Describing binary bitload fields

Each bitload is a sequence of simple python values (numbers, bytestrings, booleans) in binary format. The slots in which each of the values fit are caled ‘fields’. Each field is associated with a name, data type, and, in most cases, length of the field in bits.

Let’s take a look at a simple example:

>>> message_format = (
...    ('id', 'hex', 128),
...    ('count', 'int', 4)
... )

This example defines two fields, ‘id’, and ‘count’. The ‘id’ field is a hex field and it’s 128 bits long. The other field is 4 bits long and its data type is an integer.

The following data types are supported:

  • ‘str’: string
  • ‘bytes’: raw bytestring
  • ‘int’: unsigned integer number
  • ‘hex’: hexadecimal representation of a number in string format
  • ‘bool’: boolean value
  • ‘pad’: padding bits

Here are some more examples:

>>> another_message = (
...     ('done', 'bool'),
...     (None, 'pad', 2)
...     ('note', 'str', 256),
... )

Note

The ‘bool’ data type does not need a length, since it is always 1 bit.

Note

The name of a field with ‘pad’ data type is ignored. By convention, we use None so it stands out, but you can use names like '*** PADDING ***' for a more dramatic effect.

The order in which the fields are added to bitloads is the order in which they appear in the tuple/iterable.

It is important to understand the limits of your data. There are no checks to make sure the source data will fit the bitload field, so you may get unexpected results if you are no careful (e.g., inserting a 10-bit integer into a 4-bit field will yield the wrong value after deserialization).

About the built-in types

The built-in types have conversion functions in the utils module. The functions use names that follow the '{type}_to_bita' and 'bita_to_{type}'‘ format. The following table gives an overview of possible input (serializable) and output (deserialized) values:

type inputs outputs
str bytes, str/unicode str/unicode
bytes bytes bytes
int int (unsigned long long) int (unsigned long long)
hex bytes, str/unicode (hex number as a string) bytes (hex number as a string)
bool any value (coerced using bool()) bool
pad n/a n/a

Note

All unicode strings are stored as UTF-8.

Dealing with other types of data

In order to deal with values that aren’t directly supported by one of the standard types, there are two possible strategies we can employ.

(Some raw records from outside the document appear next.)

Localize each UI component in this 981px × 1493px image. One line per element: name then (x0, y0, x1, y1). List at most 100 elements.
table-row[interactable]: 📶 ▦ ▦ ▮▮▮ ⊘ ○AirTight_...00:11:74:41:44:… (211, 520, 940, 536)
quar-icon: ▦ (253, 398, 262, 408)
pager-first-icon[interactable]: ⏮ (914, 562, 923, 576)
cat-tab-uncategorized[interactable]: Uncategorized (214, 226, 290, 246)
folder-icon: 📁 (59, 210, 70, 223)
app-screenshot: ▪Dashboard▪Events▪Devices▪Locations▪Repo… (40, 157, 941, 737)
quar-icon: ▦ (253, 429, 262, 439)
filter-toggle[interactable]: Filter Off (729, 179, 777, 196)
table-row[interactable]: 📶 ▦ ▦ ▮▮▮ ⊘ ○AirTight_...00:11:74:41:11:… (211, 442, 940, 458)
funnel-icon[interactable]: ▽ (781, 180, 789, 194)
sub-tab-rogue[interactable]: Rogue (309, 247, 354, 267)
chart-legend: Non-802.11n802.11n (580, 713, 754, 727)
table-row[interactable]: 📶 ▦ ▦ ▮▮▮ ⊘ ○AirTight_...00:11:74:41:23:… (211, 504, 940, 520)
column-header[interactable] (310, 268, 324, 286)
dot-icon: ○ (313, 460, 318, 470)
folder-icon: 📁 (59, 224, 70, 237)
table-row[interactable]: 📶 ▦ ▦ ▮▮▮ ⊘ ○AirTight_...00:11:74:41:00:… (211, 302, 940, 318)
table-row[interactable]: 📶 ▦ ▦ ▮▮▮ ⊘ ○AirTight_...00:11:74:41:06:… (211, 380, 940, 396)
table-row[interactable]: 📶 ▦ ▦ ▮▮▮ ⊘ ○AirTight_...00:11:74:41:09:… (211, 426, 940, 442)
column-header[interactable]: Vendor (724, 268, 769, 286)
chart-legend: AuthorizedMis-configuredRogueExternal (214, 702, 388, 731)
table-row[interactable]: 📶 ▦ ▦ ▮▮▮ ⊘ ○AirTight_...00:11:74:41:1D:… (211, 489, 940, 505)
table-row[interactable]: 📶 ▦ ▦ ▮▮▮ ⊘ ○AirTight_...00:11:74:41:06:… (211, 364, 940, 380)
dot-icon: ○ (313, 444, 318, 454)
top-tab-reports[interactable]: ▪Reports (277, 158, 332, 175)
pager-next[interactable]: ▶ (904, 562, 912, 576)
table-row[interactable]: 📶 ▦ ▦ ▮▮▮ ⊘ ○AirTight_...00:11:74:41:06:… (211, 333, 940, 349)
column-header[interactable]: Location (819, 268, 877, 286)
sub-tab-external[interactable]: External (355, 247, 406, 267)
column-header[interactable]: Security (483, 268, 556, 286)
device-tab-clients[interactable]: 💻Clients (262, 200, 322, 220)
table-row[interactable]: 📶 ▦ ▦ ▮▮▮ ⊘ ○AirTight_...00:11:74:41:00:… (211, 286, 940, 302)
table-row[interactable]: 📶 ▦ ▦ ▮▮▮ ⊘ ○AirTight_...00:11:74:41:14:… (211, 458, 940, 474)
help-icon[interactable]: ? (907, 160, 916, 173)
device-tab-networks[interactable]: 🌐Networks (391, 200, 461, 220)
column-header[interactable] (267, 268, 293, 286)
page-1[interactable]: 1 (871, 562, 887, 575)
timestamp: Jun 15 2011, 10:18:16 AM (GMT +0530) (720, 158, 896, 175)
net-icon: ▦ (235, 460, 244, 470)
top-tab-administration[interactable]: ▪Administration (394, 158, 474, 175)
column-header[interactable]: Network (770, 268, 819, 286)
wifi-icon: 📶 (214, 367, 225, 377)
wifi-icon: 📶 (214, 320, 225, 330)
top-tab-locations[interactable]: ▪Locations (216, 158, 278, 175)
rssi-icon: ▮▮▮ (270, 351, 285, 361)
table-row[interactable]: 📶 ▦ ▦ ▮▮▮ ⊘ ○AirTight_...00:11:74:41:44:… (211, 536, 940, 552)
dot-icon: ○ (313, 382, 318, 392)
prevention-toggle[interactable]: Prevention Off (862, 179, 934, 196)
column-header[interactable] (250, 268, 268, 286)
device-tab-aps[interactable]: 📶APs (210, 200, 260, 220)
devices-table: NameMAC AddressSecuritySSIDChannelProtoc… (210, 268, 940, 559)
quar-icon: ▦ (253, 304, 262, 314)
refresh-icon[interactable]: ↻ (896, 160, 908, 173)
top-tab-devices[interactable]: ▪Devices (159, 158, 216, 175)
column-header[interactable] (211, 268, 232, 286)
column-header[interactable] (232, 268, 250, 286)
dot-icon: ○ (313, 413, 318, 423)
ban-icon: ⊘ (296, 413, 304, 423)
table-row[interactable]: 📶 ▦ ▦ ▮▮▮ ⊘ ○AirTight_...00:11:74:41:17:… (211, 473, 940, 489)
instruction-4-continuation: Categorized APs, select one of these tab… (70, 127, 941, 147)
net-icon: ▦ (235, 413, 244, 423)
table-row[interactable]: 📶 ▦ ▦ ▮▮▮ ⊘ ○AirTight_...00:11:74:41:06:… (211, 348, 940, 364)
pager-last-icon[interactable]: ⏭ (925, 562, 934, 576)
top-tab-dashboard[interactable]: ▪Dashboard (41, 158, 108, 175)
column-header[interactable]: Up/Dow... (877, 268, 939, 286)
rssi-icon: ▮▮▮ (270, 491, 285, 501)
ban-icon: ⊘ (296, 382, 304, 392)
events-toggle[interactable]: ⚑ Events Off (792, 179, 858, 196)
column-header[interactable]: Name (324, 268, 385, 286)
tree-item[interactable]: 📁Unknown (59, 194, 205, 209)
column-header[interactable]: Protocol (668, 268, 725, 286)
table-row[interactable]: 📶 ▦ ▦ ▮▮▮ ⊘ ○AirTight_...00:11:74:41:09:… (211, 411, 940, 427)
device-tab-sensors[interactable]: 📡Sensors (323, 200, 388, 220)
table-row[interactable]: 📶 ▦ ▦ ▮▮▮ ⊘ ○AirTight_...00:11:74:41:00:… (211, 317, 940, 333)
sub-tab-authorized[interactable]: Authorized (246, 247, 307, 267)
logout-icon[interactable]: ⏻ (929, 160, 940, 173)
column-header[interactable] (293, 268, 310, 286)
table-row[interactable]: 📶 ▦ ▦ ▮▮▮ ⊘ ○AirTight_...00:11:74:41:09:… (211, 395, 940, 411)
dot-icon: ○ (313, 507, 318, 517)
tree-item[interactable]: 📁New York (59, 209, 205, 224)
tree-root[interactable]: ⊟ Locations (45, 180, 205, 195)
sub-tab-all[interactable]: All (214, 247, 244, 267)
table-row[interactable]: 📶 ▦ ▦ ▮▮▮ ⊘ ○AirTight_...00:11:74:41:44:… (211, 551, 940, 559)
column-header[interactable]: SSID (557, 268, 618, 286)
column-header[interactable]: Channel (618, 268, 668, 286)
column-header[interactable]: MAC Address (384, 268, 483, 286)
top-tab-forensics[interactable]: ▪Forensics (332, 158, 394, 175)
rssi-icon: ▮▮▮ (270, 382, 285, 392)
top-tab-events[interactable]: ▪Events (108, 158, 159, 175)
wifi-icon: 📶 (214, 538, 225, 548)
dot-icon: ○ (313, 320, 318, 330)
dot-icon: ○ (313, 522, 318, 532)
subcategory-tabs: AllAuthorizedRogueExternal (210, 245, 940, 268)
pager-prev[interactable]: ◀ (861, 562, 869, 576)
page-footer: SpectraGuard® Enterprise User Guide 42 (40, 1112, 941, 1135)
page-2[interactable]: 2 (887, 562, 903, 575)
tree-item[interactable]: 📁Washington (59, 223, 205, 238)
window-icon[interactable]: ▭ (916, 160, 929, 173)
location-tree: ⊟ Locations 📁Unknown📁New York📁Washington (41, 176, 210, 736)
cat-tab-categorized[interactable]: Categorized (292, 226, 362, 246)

One strategy is to adapt the python values. For example, datetime objects can be represented as unsigned integers. Floats can also be represented as a product of an integer and negative power of 10, and we can therefore store only the integer and restore the float by multiplying with the same negative power of 10 after deserializing it. Signed integers can be represented by scaling them such as 0 represents the smallest negative value.

Another strategy is to use a custom type. This data type allows one to add completely new types with relative ease. The tuple for this data type looks like this:

>>> ('myfield', 'user', 24, serializer, deserializer)

Note

The use of 'user' type name is just an example. Any type that is not one of the types listed in this section can be used (i.e., any type other than ‘str’, ‘bytes’, ‘int’, ‘hex’, ‘bool’, and ‘pad’).

Two additional elements are the serializer and deserializer functions.

The serializer function takes a python value, and is expected to return a bitarray instance. The length of the output is not important as it will be adjusted to the correct length during serialization by padding with 0 or trimming off surplus bits. Keep in mind, though, that surplus bits are going to be trimmed off, which may not be what you want.

The deserializer function takes a bitarray instance, and is expected to return a python value. There are no restrictions on the return value.

Note

The bitarray documentation can be found on GitHub.